Iglesia y pederastia: ¿a qué espera España?


Pese a preservar el secreto de confesión, la Iglesia católica francesa ha actuado de forma enérgica para abordar el dramático agujero negro de la pederastia en su seno. Por contraste, hace más insostenible todavía la actitud de otras jerarquías eclesiásticas, como la española, que se resisten a reconocer su responsabilidad directa en los daños causados. Por propia iniciativa, la Conferencia Episcopal francesa encargó una investigación a una comisión independiente que ha podido trabajar sin cortapisas. Los datos del informe emitido son abrumadores: al menos 216.000 menores fueron víctima de abusos o violencia sexual entre 1950 y 2020 por parte de más de 3.300 sacerdotes y religiosos, pero la cifra se eleva hasta 330.000 si se cuentan los cometidos por personas laicas que colaboraban con sus instituciones.

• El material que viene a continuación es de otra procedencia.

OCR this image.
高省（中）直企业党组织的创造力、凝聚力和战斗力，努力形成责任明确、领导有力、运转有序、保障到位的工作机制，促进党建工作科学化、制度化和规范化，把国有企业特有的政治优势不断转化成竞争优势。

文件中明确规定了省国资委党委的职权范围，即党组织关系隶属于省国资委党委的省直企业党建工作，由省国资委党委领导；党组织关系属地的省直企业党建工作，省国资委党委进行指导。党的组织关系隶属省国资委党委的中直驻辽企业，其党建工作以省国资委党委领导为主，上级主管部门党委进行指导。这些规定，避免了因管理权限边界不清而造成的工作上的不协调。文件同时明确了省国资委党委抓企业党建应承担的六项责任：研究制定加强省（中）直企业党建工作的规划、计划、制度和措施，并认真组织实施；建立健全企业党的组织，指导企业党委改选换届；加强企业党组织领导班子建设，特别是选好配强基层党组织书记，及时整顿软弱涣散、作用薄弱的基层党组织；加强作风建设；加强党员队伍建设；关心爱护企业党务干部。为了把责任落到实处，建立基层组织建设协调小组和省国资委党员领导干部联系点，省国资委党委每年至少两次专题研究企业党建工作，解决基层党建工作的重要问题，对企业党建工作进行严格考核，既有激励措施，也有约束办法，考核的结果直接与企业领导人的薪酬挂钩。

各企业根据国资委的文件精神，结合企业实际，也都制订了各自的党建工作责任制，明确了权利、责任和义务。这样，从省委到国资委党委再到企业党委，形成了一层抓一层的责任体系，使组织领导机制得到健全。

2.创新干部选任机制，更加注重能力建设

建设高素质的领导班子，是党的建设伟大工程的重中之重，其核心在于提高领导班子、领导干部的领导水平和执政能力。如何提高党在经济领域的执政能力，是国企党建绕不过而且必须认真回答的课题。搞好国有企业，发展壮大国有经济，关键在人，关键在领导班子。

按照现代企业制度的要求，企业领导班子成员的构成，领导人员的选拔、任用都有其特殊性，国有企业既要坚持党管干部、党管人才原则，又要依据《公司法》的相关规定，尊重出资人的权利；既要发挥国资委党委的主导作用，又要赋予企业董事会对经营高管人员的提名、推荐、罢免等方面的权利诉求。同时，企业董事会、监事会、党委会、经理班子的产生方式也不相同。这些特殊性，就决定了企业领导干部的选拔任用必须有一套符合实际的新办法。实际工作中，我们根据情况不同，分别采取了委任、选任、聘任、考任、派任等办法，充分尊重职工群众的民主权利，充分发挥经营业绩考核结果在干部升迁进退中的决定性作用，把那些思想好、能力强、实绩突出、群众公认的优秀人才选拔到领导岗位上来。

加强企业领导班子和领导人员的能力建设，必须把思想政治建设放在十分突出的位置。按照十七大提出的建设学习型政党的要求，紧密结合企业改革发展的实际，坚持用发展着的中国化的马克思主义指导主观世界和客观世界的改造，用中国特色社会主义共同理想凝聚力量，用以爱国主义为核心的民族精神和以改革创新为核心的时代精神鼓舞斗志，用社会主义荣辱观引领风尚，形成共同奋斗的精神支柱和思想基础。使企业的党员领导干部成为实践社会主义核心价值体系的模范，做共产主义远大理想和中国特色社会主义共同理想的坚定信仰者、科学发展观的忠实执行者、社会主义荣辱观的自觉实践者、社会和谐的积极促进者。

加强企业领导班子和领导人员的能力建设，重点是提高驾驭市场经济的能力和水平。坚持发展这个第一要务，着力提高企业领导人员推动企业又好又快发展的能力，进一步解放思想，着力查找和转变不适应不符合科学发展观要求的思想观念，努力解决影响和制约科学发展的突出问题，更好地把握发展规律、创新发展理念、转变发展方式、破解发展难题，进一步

Nada permite pensar que la situación en España pudiera haber sido distinta durante los años en los que la Iglesia tuvo un papel determinante y omnipresente en la educación. Desde que en 2002 el diario The Boston Globe destapó el primer gran escándalo de pederastia en la Iglesia de Estados Unidos, se han sucedido las revelaciones y las investigaciones. En algunos casos, como Francia o Alemania, han sido las propias conferencias episcopales las que han iniciado las investigaciones. En Bélgica ha sido iniciativa del Parlamento, y en otros, como Australia o Irlanda, del Gobierno. España es, junto a Italia y Portugal, el país donde mayor resistencia muestra la Iglesia a esclarecer la verdad. Tampoco el Estado ha hecho nada hasta ahora para que se investigue de forma más rápida y segura.

Según los datos disponibles, la proporción de sacerdotes o religiosos implicados en abusos oscila entre el 4% y el 7% del total. La simple extrapolación de esas investigaciones a España predice un panorama de impunidad del que solo ha salido a la luz una ínfima parte. La actitud de la Conferencia Episcopal ha sido siempre tan negacionista como obstruccionista. No solo perpetúa así la vejación sufrida por las víctimas, sino que también desobedece el mandato del papa Francisco. Sus instrucciones de colaboración y transparencia fueron muy precisas y ha vuelto a señalar de forma reciente su vergüenza por “la larga incapacidad de la Iglesia” para afrontar esta cuestión. Salvo algunos obispados y unas pocas órdenes religiosas, la máxima jerarquía española sigue sin querer ver y escuchar, haciendo ostentación de una indiferencia profunda y cruel.

Al permitir y en muchos casos encubrir los abusos, la Iglesia católica traiciona la confianza de las familias que han puesto una parte de la vida de sus hijos en sus manos, y también ha traicionado la confianza del Estado, que le ha concedido el privilegio de intervenir en su educación. El resarcimiento en estos casos no existe ni el daño puede cuantificarse de ningún modo: nada reparará el dolor causado, pero es indispensable la investigación de una herida colectiva que sigue ahí y que nadie ha querido abordar de forma clara y persistente. Lo merecen las víctimas y solo el Estado puede ser su auxilio. El informe emitido en Francia contiene cuarenta y cinco recomendaciones. Es un ejemplo de conducta independiente y rigurosa que sin duda animará a rectificar la desidia con la que en nuestro país se ha abordado ese sangrante problema.